Meskipun tokenisme terlihat sebagai langkah maju, kenyataannya sering kali justru meminggirkan difabel dari proses politik yang sejati. Pertanyaan mendasar yang perlu diajukan adalah: apakah keterlibatan ini benar-benar memberikan mereka ruang untuk menyuarakan kepentingan mereka, atau sekadar menjadi bagian dari permainan politik untuk kepentingan pihak lain?

 

Pada Pemilu 2019, sebanyak 35 calon legislatif (caleg) difabel terdaftar. Namun, banyak dari mereka tidak memiliki kapasitas yang memadai, baik dari segi pendidikan, pengalaman, maupun jejaring politik yang kuat. Fenomena ini menunjukkan bahwa beberapa partai politik mungkin hanya merekrut caleg difabel sebagai langkah simbolis untuk meningkatkan citra kepedulian terhadap kelompok difabel, tanpa memberikan mereka ruang yang berarti dalam proses politik.

 

Tokenisme semacam ini dapat berdampak negatif pada harga diri individu difabel. Hogg dan Vaughan dalam buku Social Psychology menjelaskan bahwa tokenisme sering kali membuat kelompok minoritas meragukan kompetensi diri mereka serta mempertanyakan apakah mereka benar-benar didukung secara tulus oleh lingkungan yang melibatkan mereka. Pada akhirnya, tindakan tersebut lebih merugikan daripada membantu, terutama jika difabel hanya dijadikan simbol tanpa kekuatan nyata dalam pengambilan keputusan.

 

Penggunaan simbolisme oleh partai politik sering kali terlihat dalam penunjukan calon legislatif difabel sebagai wajah inklusi. Namun, kenyataannya, peran mereka sering kali terbatas pada penampilan seremonial atau jabatan formal tanpa wewenang strategis yang nyata. Tindakan semacam ini cenderung lebih berfokus pada pencitraan daripada substansi, yang pada akhirnya justru menghambat kemajuan inklusi politik yang sejati bagi difabel.

 

Menghilangkan Tokenisme dalam Partisipasi Difabel di Politik Indonesia

Untuk mengatasi praktik tokenisme dalam keterlibatan difabel di politik Indonesia, Nur Syarif Ramadhan, PerDiK menegaskan perlunya langkah konkret dari partai politik, pemerintah, dan masyarakat. Menurutnya, langkah-langkah tersebut harus memastikan bahwa difabsl tidak hanya dipandang sebagai simbol, tetapi juga dilibatkan secara aktif dan bermakna dalam proses politik. Ia menjelaskan, “Partisipasi yang sejati memerlukan dukungan yang lebih dari sekadar retorika—melainkan komitmen yang berkelanjutan untuk memberikan akses, pendidikan politik, serta peluang kepemimpinan yang setara bagi difabel.” Pernyataan ini menekankan bahwa inklusi sejati memerlukan lebih dari sekadar kata-kata, tetapi harus disertai dengan tindakan nyata yang memungkinkan difabel untuk berperan serta dalam setiap aspek politik, sehingga demokrasi dapat terwujud sebagai milik semua.

 

Di Indonesia, masih banyak partai politik yang belum sepenuhnya mengedepankan isu difabel dalam agenda politik mereka. Syarif mencatat, “Banyak partai politik di Indonesia belum sepenuhnya mengedepankan isu difabel dalam agenda politik mereka, apalagi dalam merekrut dan mendukung kandidat difabel secara serius.” Ini menunjukkan adanya kurangnya perhatian dalam merekrut dan mendukung kandidat difabel, yang mengindikasikan bahwa suara dan hak-hak teman-teman difabel belum sepenuhnya terwakili dalam ranah politik.

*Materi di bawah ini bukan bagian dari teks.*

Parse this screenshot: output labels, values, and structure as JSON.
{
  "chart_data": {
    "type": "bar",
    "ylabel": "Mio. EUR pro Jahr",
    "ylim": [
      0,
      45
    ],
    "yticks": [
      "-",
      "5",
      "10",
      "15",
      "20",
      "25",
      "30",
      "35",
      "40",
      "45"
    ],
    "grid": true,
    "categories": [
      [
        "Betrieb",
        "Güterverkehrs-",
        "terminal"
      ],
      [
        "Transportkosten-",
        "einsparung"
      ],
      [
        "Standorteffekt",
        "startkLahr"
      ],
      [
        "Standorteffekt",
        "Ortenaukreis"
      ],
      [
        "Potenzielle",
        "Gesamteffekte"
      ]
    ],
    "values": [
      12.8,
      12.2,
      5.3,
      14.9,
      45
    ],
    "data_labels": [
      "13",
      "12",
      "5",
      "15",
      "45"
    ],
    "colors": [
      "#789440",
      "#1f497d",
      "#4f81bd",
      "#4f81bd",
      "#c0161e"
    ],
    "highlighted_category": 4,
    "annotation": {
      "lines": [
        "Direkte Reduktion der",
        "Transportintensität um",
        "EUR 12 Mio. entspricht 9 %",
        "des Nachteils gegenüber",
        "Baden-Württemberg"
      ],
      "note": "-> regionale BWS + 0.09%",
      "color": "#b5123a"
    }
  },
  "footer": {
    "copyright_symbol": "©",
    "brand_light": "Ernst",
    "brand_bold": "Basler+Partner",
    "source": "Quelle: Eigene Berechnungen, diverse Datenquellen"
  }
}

Seringkali, individu difabel hanya dilibatkan dalam kegiatan kampanye atau ditampilkan secara simbolis untuk memperkuat citra inklusif partai politik. Syarif mengamati, “Sering kali, individu difabel dilibatkan dalam kegiatan kampanye atau dipromosikan secara simbolis untuk meningkatkan citra inklusif partai, tetapi tanpa memberikan peran substantif dalam pembuatan kebijakan.” Ini menciptakan kesan bahwa dukungan terhadap difabel hanyalah sebatas lip service, bukan komitmen yang tulus untuk memberdayakan mereka dalam proses politik.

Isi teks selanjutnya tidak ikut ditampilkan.